New York City becomes a coronavirus hotspot
New York City has a coronavirus infection rate five times that of other U.S. cities, according to coronavirus task force response coordinator Dr. Deborah Birx. During Monday’s White House press briefing, Birx said that she believes the virus has been “circulating” throughout the city for weeks, leading to the massive outbreak that New Yorkers are experiencing.
“The New York metro area of New Jersey, New York City, and parts of Long Island have an attack rate close to 1 in 1,000,” Birx said. “And through the lab investigations, we are finding 28% of submitted specimens are positive from that area, where it’s less than 8% in the rest of the country.”
About 20,000 people in New York have tested positive for the coronavirus, the majority of whom live in New York City.
Gov.
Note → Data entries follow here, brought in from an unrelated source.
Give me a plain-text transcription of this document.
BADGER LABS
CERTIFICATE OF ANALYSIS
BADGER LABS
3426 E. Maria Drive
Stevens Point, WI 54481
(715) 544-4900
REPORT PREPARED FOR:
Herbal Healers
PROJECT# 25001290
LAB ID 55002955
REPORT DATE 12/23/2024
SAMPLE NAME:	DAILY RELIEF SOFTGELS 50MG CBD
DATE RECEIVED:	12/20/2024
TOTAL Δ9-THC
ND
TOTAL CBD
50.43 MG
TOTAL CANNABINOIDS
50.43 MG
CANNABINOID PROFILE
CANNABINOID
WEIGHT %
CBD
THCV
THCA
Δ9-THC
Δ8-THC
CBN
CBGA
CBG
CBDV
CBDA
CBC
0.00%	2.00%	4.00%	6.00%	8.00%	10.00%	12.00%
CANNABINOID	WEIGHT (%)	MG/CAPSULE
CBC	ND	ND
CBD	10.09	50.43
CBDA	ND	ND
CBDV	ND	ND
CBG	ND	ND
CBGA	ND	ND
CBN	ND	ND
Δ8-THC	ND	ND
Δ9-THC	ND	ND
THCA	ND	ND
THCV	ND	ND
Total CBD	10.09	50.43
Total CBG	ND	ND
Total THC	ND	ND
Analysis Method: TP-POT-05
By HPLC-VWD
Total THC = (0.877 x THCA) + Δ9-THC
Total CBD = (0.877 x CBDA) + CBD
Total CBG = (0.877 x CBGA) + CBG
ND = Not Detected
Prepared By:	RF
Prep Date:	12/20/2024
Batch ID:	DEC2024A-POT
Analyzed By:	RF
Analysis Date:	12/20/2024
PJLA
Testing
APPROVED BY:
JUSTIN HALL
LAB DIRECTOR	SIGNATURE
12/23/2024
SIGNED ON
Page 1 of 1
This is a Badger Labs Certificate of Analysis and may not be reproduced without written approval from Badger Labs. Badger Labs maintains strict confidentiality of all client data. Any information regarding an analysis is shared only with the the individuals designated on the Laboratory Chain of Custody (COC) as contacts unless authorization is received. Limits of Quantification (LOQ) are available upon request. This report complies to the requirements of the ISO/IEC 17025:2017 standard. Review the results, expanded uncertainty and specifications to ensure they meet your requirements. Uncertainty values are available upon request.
Andrew Cuomo, even as he is imposing a lockdown on the state and marshaling state and federal resources to shore up the hospital system for an expected explosion of virus cases, followed Trump Monday in entertaining the idea of trying to reopen businesses amid the pandemic. “How do you restart or transition to a restart of the economy?” he asked.
“We all have to now confront that that is a new reality,” he said. “That is not going to change.”
Good news from Italy
The death toll in Italy Monday was 602, the second consecutive decline in daily deaths after a high of 793 on Saturday. The total number of deaths is 6,077.
Still, Italy’s death toll is the highest in the world, in part because of the country’s large elderly population. People who have died had a median age of 80, according to Italy’s national health service. The Italian government has issued a stay-at-home order for the entire country, but people in most regions are still allowed to go outdoors as long as they abide by social distancing guidelines. In Italy’s hardest-hit Lombardy region in the north, the duration of time someone can spend outside is limited, and violators are subject to a fine of over $5,000, according to the Associated Press.